VPS helps Lisboa City Council to save energy
Lisbon City Council’s Campo Grande building is the one chosen to be included in the inteGRIDy project - Integrated Smart GRID Cross-Functional Solutions for Optimized Synergetic Energy Distribution, Utilization & Storage Technologies. This four-year project, which is part of the H2020 Programme, aims to develop a platform to facilitate and optimize operations in a distribution network using energy storage technologies and renewable energy sources.
Ten examples of small-scale (buildings) and large-scale (city/region) applications will be studied in eight European countries, with a total of 30 European partners involved in the project. In the Council’s Services Building, where the Portuguese case study will be developed, 2,000 people work daily and where 60 electric vehicles, that are part of the municipal fleet, are charged in two charging stations with a total of 60 recharge points, registering an average consumption of 3.2 GWh.

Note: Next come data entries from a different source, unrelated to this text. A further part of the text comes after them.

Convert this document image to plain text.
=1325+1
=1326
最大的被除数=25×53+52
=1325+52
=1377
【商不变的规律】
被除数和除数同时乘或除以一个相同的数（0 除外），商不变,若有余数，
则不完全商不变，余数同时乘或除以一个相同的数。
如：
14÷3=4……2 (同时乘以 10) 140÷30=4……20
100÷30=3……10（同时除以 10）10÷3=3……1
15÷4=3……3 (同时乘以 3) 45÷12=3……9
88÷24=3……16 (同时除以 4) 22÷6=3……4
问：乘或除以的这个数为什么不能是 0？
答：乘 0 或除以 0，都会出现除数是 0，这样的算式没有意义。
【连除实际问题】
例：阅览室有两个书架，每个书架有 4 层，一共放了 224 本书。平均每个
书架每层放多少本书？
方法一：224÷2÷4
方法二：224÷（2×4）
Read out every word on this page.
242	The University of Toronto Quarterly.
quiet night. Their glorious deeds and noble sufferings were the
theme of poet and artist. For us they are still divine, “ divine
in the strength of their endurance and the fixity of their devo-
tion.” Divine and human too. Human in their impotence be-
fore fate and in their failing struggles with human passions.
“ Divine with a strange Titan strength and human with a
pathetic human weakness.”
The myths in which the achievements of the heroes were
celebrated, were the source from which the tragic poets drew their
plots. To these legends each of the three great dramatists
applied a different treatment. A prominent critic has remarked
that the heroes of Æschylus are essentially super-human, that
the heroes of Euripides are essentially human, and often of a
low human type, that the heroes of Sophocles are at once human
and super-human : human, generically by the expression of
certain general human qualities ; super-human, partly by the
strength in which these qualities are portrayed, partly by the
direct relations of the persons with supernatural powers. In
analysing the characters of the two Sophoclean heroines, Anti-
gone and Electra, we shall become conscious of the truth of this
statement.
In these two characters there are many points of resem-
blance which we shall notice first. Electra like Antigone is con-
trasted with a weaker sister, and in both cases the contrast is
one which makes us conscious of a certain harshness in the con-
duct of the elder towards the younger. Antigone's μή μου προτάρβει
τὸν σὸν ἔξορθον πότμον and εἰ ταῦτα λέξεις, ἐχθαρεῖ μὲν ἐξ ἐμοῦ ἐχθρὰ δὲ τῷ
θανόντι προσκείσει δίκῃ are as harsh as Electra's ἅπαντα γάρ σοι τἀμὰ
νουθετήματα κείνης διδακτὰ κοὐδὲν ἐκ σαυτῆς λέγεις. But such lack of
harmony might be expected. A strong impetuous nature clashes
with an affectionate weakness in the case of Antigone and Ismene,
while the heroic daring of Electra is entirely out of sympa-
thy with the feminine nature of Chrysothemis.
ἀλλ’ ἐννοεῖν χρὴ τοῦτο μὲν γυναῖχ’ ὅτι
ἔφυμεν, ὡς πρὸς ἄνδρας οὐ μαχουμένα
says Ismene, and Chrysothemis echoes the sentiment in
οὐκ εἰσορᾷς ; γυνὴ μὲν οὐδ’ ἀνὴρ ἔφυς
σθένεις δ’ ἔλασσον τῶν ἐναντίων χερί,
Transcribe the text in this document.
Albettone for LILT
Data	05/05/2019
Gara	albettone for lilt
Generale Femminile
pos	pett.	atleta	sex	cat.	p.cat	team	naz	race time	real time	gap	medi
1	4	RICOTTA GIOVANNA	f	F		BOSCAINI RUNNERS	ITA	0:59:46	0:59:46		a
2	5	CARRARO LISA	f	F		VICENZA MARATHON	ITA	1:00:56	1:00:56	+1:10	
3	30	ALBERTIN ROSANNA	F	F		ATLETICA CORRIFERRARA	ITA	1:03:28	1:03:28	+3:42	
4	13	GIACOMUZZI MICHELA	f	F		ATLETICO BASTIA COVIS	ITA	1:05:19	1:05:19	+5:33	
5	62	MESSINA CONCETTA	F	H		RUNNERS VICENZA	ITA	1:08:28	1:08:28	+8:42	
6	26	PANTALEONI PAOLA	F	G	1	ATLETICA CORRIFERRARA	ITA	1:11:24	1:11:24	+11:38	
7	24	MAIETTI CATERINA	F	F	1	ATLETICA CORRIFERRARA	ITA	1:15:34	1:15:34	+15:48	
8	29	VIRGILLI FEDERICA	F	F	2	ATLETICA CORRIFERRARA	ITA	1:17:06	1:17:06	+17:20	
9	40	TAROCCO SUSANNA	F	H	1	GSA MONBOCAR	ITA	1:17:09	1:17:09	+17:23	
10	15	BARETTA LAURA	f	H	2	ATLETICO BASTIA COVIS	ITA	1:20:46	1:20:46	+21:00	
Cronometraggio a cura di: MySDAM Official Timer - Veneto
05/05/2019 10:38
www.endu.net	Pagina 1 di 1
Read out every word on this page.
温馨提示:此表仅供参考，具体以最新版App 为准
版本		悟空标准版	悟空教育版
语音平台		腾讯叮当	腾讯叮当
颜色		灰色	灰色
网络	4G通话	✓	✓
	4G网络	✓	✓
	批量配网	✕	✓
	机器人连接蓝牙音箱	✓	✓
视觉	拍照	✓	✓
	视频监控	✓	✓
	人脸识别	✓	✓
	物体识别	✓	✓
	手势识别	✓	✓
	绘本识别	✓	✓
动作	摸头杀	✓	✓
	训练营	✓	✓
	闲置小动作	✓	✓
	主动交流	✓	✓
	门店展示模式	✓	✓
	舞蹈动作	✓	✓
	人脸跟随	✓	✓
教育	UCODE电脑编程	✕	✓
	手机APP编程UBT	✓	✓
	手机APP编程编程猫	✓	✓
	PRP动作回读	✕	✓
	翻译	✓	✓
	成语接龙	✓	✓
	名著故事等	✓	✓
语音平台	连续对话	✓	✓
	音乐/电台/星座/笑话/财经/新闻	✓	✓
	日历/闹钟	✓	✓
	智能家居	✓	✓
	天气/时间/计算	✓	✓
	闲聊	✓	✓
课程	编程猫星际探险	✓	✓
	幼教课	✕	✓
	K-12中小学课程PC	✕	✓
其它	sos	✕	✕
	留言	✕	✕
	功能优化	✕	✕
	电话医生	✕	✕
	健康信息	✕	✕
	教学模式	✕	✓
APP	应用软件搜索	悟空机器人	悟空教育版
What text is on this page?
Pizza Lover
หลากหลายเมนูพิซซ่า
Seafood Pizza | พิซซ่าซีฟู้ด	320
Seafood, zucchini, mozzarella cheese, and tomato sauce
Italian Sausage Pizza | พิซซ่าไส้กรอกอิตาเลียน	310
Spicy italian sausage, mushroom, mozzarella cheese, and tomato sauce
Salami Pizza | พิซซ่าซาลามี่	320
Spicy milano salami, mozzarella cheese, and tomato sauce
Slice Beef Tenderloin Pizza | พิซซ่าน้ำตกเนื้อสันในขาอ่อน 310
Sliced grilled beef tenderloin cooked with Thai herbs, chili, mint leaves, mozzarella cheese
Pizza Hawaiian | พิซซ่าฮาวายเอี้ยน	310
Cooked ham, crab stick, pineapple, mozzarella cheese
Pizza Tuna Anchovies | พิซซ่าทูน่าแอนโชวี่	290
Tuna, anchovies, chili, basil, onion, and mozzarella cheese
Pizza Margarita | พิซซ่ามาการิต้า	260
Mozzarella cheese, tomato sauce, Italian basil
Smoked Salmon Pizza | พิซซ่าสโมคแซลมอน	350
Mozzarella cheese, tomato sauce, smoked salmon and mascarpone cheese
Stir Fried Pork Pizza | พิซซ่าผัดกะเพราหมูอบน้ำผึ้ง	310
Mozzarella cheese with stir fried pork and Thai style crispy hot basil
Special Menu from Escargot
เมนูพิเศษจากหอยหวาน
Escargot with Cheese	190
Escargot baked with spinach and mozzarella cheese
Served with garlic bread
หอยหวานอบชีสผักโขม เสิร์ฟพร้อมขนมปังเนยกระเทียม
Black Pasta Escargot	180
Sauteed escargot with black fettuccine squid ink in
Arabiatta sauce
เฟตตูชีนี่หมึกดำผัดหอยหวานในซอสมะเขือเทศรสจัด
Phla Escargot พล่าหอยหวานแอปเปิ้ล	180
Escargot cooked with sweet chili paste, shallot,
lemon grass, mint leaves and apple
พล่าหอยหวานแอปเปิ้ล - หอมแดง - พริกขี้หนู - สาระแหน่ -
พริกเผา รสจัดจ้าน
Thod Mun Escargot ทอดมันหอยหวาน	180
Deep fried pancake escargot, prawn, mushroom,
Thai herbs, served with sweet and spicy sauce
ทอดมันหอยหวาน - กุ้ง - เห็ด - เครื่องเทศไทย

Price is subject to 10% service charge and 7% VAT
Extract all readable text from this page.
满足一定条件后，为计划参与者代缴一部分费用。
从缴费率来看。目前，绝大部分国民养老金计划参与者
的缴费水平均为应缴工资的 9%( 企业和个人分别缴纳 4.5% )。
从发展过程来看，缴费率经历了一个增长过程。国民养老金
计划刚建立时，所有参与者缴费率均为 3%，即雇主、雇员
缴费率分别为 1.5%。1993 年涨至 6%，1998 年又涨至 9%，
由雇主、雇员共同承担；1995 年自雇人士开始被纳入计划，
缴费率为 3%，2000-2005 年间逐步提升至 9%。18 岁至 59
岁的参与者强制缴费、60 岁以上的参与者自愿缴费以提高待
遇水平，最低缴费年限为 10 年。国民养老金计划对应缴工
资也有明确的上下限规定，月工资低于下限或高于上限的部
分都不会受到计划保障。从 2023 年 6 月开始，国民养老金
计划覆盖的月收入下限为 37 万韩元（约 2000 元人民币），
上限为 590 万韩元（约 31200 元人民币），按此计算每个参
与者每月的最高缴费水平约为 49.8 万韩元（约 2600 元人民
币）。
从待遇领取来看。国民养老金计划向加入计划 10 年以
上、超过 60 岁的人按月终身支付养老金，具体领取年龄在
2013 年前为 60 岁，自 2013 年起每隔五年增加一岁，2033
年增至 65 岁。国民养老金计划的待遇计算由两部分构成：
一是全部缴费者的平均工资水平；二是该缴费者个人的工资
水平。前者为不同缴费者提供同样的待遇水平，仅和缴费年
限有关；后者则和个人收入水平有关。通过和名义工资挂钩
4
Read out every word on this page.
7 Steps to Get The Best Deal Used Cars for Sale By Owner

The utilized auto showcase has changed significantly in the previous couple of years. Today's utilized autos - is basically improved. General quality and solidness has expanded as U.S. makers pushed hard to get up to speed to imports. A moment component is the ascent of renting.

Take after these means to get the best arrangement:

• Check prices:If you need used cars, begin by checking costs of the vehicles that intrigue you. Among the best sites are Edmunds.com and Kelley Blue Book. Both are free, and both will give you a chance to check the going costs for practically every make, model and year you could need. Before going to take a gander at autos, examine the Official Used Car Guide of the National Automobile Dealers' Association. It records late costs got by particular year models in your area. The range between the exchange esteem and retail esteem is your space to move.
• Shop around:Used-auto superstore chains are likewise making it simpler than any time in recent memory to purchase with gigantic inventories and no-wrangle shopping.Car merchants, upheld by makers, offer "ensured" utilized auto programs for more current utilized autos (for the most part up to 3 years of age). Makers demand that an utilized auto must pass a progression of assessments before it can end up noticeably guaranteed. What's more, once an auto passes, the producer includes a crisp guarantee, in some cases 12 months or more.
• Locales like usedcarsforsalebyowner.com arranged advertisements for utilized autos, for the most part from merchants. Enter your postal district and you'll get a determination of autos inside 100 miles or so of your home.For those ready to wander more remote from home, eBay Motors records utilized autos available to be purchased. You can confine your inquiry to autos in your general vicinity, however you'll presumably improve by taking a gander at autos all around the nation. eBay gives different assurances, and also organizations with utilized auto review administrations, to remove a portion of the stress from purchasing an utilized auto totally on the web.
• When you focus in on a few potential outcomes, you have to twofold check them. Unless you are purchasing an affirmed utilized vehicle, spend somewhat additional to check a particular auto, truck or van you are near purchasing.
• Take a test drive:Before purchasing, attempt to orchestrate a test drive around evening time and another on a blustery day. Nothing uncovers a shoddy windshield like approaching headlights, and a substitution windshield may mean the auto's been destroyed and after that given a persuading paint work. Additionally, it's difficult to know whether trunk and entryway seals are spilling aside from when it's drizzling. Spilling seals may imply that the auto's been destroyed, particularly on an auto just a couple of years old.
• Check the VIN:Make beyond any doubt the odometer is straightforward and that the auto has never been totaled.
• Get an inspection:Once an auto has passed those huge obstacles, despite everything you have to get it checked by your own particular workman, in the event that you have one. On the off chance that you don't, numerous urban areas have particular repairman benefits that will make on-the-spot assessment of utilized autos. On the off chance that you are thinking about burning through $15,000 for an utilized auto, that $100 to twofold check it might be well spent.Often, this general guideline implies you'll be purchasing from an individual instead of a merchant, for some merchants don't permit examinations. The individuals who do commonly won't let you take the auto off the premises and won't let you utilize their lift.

Virtual Power Solutions will apply its technology in order to reduce the electricity consumption of the chosen building, in a joint effort that includes the Lisbon E-Nova - Lisbon’s Energy and Environmental Agency, the Universidade Católica Portuguesa, PH Energia and Energia Simples.
The project will include systems to predict the energy produced by a photovoltaic power plant (in order to generate more electricity while reducing grid load), integration of dynamic tariffs and, in the Automated Demand Response part, ice banks will be used to store or to schedule electric vehicle charging periods (to match the lowest fare periods).
This pilot project intends to realise and evaluate the impact that the installation of photovoltaic solar panels, electric vehicle charging and storage of energy in ice tanks will have in the consumption of the building, integrating them in an intelligent virtual system that allows an efficient energy management. It will also have the support and external collaboration of the Lisbon City Council, which owns the building, and Galp, which will allow the analysis of photovoltaic production data in the solar field of the University of Lisbon.